On 13 September, Bergen stood out of Jinsen to return to Okinawa. She arrived at her destination on the 15th. Soon thereafter, the attack transport began embarking elements of the 7th Marines. On 26 September, she departed Okinawa and headed for northern China. The ship reached Taku, China, early in the morning of 30 September. She discharged both cargo and troops by 5 October and got underway for the Philippines. Bergen entered Manila Bay on 13 October and began taking on homeward-bound veterans there and at Subic Bay. She stood out of Subic Bay on 31 October and shaped a course for the United States. The attack transport arrived in San Francisco on 20 November, disembarked her passengers, and began much needed boiler repairs at Hunters Point, California. Bergen put to sea again on 7 December bound for the Philippines. On the 22nd, her destination was changed from Samar to Manila. She arrived there on the 29th and began embarking naval officers and enlisted men for passage back to the United States. On 3 January 1946, the ship moved to Subic Bay, took on more passengers, and then shaped a course for home.

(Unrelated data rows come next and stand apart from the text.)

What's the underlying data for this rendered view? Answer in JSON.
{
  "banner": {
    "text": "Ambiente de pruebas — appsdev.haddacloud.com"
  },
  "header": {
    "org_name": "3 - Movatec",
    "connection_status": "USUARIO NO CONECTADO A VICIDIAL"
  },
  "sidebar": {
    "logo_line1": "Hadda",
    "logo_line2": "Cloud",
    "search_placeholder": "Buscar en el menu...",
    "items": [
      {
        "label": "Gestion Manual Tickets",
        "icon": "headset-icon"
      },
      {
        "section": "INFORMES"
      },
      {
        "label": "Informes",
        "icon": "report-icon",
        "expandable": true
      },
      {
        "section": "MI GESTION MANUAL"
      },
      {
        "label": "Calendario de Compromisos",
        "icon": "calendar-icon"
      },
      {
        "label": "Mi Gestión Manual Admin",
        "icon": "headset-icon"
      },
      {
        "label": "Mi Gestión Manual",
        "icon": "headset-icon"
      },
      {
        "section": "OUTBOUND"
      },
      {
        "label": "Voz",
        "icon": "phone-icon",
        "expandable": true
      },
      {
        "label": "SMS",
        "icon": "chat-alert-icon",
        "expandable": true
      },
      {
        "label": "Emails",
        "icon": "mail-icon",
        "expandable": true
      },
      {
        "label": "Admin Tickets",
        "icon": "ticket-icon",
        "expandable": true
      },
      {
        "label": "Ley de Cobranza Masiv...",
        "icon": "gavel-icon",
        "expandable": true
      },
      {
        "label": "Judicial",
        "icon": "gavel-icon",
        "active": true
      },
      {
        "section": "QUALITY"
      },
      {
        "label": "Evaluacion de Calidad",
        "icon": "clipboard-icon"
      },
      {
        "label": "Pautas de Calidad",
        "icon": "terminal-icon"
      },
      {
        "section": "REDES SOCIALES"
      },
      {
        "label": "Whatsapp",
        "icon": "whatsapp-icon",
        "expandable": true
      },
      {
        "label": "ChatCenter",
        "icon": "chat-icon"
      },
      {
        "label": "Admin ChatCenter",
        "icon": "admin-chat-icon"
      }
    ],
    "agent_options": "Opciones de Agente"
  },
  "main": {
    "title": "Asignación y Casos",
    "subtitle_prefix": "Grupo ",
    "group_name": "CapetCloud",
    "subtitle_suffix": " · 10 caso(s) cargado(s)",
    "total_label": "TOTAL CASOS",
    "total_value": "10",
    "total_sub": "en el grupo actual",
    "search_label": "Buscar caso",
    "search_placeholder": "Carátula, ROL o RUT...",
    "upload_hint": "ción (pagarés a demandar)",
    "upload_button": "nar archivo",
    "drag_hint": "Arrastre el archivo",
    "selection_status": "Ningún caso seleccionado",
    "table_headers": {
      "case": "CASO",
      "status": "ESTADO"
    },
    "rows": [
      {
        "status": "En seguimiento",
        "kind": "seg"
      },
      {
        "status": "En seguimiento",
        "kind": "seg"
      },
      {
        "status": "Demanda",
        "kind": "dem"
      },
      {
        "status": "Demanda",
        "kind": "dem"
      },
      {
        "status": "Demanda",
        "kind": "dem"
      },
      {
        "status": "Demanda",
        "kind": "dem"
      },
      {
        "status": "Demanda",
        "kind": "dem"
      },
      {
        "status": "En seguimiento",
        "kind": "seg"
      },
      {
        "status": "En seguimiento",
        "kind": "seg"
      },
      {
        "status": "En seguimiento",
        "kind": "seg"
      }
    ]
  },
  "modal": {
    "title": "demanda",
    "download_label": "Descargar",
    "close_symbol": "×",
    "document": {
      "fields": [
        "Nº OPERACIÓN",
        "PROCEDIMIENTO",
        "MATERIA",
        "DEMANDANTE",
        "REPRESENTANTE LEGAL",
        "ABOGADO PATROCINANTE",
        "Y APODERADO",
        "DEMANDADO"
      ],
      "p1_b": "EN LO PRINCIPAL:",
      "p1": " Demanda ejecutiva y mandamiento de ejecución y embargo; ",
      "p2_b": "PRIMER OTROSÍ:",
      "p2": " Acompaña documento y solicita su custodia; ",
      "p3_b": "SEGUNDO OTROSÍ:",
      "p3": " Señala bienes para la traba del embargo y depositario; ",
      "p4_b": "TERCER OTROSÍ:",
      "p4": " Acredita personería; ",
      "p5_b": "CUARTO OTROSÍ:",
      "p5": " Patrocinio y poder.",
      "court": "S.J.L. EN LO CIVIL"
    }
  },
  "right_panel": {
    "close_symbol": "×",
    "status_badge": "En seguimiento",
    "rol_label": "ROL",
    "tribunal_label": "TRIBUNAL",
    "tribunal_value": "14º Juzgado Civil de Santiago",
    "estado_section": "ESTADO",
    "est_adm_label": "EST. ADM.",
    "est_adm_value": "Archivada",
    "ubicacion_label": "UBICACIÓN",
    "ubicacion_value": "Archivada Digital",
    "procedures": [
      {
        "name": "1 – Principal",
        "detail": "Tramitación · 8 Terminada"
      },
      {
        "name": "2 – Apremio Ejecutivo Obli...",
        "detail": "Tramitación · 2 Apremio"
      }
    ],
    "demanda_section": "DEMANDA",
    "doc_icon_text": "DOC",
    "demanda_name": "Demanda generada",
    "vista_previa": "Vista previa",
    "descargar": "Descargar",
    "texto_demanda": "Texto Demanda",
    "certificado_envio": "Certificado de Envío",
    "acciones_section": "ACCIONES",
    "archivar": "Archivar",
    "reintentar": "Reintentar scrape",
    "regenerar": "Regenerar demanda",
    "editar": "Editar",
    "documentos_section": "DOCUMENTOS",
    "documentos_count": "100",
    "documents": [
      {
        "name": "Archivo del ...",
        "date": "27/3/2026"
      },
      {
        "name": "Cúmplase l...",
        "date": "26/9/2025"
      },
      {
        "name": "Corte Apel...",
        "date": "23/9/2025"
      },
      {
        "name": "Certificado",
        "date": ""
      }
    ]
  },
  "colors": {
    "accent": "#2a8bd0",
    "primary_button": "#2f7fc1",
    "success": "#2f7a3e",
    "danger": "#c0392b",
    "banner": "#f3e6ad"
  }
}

=== Decommissioning and fate ===

Bergen entered Port Hueneme, California, on 24 January and dropped off most of her passengers. The remainder disembarked at San Pedro, Los Angeles, later that same day. She arrived in San Francisco on 29 January and began preparations for the long voyage to the U.S. East Coast. Bergen stood out of San Francisco Bay on 11 February. Her voyage took her through the Panama Canal, and she entered port at Norfolk, Virginia, on 2 March. The attack transport was decommissioned at Norfolk on 24 April 1946. Two days later, Bergen was returned to the United States Maritime Commission's War Shipping Administration. Her name was struck from the Navy list on 8 May 1946. She was berthed with the Maritime Commission's National Defense Reserve Fleet at James River, Virginia, until the spring of 1973. On 9 April 1973, she was sold to the Union Minerals & Alloys Corp., New York City, for scrapping.